Les causes de cette désinformation sont multiples. Elles ne relèvent ni du hasard ni de la seule naïveté. Elles s’inscrivent d’abord dans un rapport de force économique. Certains secteurs ont objectivement beaucoup à perdre dans un monde aligné sur les objectifs de l’Accord de Paris notamment les industries fortement émettrices, les filières liées au charbon, au pétrole et au gaz, ou encore des modèles productivistes très intensifs en carbone. Pour ces acteurs, chaque année de retard dans l’adoption d’une taxe carbone crédible, dans la fin des subventions aux combustibles fossiles ou dans la mise en place de normes plus strictes représente des marges bénéficiaires supplémentaires. La tentation est donc grande d’investir dans des campagnes visant à semer le doute, à exagérer les coûts de la transition ou à minimiser les bénéfices des alternatives bas carbone.
À ces intérêts économiques s’ajoutent des calculs politiques et idéologiques. Dans de nombreux pays, la question climatique est devenue un marqueur identitaire. Se déclarer climato-sceptique peut être une manière d’afficher une appartenance politique, de se placer en opposition à des élites perçues comme urbaines, mondialisées ou « déconnectées ». Les leaders populistes exploitent cette sensibilité en présentant les politiques climatiques comme des impositions technocratiques, voire comme un nouveau colonialisme vert, au détriment des « gens ordinaires ». Quand une figure politique de premier plan comme Donald Trump décrit le changement climatique comme une « escroquerie », il ne se contente pas de contester un rapport scientifique, il confère une forme de respectabilité à des récits conspirationnistes et nourrit une défiance généralisée envers les institutions scientifiques et les organisations internationales.
La troisième dimension est structurelle et tient à l’architecture même de nos systèmes d’information. L’essor des réseaux sociaux et des plateformes numériques a profondément transformé la circulation des contenus. Les algorithmes d’amplification privilégient le spectaculaire, l’émotionnel et le conflictuel, au détriment du nuancé et de l’explicatif. Les frontières entre information vérifiée, rumeur virale et propagande ciblée deviennent floues pour une grande partie du public. Dans de nombreux pays en développement, où les systèmes médiatiques restent fragiles, où le pluralisme est limité et où le recours quasi exclusif à quelques applications de messagerie ou réseaux sociaux constitue la principale source d’information, la vulnérabilité à la désinformation climatique est particulièrement élevée.
Quelles conséquences de la désinformation climatique
Les conséquences de cette désinformation sont loin d’être abstraites.
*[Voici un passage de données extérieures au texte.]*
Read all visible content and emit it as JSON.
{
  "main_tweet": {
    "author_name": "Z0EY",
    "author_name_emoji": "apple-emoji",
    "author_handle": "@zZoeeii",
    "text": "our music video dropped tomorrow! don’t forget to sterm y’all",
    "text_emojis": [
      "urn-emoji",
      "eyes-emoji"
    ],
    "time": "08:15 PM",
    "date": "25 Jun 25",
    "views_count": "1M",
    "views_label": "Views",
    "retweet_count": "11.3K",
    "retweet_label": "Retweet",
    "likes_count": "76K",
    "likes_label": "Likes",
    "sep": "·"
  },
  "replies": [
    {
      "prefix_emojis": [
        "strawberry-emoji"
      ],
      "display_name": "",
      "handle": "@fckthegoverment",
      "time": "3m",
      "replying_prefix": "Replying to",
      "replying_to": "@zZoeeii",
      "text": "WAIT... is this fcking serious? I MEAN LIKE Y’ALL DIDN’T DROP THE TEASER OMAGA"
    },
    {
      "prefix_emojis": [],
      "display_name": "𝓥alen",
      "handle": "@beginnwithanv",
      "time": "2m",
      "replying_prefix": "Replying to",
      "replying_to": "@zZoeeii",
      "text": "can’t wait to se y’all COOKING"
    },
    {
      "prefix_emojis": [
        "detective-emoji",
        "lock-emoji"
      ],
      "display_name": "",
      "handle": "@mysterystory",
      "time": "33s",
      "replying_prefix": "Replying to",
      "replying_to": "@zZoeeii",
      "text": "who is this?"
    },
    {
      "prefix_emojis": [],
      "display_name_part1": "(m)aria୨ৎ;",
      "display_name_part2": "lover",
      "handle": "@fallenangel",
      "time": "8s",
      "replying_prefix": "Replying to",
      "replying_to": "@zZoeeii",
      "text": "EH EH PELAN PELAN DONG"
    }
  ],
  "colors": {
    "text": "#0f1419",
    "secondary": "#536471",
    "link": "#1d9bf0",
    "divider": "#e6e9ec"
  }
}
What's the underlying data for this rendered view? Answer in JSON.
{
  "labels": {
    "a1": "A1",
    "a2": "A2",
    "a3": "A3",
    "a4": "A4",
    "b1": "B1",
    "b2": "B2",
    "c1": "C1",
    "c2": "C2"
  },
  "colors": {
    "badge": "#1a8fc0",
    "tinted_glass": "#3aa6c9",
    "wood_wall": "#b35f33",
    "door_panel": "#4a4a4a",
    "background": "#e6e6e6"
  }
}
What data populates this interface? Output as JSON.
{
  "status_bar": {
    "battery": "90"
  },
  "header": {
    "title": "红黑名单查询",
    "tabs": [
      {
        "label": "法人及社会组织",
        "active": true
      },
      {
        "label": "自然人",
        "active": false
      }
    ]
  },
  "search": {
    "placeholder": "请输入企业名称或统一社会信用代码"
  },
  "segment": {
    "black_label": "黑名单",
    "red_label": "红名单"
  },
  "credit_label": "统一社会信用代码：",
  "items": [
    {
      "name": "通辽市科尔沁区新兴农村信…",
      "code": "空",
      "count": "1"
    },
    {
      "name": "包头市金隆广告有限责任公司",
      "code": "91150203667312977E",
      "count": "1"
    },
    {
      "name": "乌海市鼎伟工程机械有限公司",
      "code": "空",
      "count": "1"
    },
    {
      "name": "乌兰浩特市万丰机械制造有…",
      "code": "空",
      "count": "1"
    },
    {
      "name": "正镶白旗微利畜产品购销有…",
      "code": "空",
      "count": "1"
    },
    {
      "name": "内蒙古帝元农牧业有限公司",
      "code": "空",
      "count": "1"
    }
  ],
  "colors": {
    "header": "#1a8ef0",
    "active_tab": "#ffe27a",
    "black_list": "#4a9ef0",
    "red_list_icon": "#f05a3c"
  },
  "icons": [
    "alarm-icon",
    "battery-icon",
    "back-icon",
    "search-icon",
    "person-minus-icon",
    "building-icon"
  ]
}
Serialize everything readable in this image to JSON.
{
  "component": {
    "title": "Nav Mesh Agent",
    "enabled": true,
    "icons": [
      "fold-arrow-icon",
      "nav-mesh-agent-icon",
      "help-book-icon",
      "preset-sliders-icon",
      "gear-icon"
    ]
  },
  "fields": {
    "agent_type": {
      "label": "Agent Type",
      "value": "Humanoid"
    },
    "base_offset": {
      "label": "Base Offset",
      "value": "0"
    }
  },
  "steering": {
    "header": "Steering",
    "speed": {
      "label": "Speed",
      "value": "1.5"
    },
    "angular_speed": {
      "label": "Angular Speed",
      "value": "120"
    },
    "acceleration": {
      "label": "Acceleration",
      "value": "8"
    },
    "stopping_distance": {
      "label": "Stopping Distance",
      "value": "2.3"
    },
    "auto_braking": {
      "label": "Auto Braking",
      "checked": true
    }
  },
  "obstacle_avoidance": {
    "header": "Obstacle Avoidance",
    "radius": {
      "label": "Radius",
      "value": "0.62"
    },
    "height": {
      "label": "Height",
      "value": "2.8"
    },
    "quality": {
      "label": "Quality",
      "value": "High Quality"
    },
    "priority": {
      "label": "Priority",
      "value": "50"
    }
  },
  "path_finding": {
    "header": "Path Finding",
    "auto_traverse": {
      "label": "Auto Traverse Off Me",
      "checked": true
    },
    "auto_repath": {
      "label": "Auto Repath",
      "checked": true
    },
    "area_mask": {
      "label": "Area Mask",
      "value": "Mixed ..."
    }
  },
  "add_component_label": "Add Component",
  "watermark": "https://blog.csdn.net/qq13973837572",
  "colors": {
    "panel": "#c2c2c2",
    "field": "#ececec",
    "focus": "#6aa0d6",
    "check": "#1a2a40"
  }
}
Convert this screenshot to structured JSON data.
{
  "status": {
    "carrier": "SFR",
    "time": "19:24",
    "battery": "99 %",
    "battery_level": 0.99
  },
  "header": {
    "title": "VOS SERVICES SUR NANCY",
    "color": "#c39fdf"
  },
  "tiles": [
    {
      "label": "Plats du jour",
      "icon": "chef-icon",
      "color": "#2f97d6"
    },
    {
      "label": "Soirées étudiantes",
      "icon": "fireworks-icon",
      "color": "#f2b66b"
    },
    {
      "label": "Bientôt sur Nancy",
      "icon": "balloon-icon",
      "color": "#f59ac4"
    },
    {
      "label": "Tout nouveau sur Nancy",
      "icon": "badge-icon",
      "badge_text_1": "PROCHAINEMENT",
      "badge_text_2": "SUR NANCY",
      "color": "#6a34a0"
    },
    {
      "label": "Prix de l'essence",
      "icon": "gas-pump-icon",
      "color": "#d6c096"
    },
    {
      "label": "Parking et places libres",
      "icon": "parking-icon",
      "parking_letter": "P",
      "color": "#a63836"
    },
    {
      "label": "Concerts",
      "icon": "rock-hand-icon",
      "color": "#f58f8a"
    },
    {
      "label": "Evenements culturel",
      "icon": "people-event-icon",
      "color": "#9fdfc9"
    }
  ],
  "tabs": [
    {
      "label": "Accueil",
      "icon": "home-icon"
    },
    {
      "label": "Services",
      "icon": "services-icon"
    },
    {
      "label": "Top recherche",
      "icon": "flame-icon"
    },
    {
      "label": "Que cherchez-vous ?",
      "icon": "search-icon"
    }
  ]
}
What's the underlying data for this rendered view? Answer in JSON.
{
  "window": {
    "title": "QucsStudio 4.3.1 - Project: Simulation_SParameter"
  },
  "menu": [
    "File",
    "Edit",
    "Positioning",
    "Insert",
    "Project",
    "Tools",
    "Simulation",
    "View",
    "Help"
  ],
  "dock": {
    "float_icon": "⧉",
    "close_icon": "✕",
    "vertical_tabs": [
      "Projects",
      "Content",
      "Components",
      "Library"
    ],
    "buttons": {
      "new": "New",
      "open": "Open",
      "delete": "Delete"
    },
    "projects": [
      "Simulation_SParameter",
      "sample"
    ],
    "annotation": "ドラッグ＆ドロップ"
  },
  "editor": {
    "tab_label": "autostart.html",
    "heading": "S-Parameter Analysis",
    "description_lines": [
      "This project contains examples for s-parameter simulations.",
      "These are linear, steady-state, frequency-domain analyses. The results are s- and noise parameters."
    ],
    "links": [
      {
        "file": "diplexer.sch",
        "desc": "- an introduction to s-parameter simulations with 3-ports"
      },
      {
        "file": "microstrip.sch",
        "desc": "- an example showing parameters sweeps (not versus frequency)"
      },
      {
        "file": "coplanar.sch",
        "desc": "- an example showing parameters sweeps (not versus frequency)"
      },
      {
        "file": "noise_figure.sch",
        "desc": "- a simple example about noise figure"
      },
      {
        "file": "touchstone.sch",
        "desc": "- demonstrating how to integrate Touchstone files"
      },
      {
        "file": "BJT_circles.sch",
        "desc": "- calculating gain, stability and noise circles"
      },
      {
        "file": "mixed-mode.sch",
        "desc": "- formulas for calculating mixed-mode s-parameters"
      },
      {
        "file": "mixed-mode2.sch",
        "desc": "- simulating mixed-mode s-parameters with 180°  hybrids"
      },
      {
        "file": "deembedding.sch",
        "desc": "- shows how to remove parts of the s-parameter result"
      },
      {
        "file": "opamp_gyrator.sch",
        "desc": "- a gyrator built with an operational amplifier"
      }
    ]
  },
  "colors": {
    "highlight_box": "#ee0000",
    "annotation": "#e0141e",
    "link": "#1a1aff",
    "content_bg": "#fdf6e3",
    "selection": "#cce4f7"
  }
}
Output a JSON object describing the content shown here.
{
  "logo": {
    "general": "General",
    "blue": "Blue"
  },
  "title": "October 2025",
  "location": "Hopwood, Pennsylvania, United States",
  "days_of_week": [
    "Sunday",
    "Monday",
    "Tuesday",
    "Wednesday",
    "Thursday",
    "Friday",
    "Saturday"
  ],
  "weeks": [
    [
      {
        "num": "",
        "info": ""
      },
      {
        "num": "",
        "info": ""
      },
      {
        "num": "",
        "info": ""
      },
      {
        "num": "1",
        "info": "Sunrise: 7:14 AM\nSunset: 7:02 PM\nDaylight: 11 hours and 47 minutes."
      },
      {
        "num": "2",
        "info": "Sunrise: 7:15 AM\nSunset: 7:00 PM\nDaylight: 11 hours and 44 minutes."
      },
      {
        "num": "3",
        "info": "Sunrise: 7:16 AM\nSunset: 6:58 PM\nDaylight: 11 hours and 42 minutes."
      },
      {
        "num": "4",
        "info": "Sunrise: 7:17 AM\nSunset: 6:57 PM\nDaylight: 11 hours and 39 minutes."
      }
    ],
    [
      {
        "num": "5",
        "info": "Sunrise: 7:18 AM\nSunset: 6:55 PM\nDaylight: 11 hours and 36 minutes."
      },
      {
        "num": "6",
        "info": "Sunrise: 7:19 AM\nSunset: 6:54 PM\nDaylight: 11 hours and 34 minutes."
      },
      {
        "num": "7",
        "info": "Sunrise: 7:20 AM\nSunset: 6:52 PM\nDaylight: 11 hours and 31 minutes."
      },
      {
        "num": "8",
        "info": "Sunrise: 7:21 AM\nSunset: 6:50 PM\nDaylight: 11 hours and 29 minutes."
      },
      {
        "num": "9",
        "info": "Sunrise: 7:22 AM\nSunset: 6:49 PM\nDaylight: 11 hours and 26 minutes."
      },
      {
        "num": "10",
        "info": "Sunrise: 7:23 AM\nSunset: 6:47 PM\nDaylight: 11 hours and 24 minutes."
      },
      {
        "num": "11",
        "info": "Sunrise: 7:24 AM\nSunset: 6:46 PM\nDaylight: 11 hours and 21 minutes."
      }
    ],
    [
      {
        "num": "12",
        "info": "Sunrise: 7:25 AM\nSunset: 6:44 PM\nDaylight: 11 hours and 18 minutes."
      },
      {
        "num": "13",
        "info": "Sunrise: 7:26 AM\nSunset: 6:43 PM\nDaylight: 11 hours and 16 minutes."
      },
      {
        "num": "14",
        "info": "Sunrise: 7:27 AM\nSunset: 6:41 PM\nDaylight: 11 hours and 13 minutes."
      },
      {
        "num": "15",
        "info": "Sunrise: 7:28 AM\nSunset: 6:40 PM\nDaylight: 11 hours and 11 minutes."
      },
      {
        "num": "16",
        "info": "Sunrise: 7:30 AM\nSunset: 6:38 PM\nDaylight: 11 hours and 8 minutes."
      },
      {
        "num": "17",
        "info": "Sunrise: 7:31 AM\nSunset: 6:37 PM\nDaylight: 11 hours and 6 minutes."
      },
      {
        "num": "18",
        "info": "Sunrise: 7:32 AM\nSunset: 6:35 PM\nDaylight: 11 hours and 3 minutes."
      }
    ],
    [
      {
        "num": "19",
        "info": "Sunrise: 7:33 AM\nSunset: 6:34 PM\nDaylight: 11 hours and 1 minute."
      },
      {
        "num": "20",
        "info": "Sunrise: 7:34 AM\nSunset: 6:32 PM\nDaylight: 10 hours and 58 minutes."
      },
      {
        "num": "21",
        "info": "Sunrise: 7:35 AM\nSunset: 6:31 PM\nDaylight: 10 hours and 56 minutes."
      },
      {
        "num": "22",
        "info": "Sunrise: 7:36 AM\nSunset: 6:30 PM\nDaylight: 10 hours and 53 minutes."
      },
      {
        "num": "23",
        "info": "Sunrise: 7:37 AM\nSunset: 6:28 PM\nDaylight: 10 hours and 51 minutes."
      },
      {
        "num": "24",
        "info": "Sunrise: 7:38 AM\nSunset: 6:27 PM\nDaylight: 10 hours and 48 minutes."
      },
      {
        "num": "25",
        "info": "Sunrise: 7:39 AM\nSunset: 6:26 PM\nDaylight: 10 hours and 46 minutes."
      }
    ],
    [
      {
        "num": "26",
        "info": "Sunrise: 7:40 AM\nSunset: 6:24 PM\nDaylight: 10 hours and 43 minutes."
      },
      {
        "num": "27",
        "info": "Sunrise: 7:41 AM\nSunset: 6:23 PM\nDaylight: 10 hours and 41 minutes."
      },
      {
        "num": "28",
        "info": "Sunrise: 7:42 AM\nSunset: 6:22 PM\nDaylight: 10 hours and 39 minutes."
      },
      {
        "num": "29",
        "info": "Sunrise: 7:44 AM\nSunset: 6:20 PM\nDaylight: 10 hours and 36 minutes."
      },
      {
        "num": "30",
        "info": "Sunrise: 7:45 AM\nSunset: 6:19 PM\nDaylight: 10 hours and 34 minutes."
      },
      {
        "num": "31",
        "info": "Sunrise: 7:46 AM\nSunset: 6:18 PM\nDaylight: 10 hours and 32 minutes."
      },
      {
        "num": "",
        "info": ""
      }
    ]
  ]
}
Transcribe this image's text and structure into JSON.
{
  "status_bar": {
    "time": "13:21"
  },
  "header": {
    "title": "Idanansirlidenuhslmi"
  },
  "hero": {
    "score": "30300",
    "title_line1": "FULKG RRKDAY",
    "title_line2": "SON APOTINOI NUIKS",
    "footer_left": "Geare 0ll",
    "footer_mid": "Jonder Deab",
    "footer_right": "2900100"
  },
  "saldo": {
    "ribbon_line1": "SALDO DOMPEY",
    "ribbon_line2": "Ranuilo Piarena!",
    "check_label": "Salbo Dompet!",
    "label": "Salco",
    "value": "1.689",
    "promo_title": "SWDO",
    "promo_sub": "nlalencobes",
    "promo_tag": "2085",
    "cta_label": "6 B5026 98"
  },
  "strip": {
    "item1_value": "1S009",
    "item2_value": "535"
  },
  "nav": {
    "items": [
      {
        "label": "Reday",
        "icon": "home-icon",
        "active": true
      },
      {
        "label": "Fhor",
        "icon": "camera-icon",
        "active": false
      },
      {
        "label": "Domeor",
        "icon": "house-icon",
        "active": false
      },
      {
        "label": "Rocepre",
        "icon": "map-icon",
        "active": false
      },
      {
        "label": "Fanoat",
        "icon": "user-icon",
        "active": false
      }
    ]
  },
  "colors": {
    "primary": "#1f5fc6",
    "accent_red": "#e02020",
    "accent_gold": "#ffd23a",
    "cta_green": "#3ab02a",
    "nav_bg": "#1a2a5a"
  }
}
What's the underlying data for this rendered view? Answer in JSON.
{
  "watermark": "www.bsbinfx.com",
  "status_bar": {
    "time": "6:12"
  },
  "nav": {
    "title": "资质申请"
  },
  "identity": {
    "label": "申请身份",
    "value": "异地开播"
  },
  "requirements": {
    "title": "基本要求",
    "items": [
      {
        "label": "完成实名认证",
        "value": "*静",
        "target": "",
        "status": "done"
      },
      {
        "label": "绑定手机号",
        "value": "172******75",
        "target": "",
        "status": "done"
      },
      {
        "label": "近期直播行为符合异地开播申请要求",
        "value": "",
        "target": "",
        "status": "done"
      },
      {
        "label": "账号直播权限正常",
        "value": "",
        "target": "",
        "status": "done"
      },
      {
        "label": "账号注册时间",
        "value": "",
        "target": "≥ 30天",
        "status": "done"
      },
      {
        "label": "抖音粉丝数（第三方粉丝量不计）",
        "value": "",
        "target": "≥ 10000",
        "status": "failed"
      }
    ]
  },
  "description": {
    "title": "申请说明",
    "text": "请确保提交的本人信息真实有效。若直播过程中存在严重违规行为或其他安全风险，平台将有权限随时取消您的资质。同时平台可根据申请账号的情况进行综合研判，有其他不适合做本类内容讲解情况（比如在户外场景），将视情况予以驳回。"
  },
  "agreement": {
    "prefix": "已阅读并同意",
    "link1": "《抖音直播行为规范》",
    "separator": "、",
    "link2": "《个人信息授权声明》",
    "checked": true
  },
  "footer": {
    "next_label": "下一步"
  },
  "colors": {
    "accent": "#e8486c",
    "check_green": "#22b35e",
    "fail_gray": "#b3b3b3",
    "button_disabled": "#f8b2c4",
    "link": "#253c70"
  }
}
Elles pèsent directement sur le rythme et l’ambition de l’action climatique. La première conséquence est l’érosion de la confiance. En sapant la crédibilité des rapports du GIEC, des académies des sciences ou des services météorologiques nationaux, la désinformation fragilise la confiance dans l’expertise. Une partie de l’opinion cesse de distinguer le consensus construit sur des milliers d’articles évalués par les pairs de l’opinion isolée d’un blog ou d’un influenceur. Cette confusion est un terreau fertile pour toutes les formes de démagogie. Ce mouvement risque de peser sur les futurs rapports du GIEC.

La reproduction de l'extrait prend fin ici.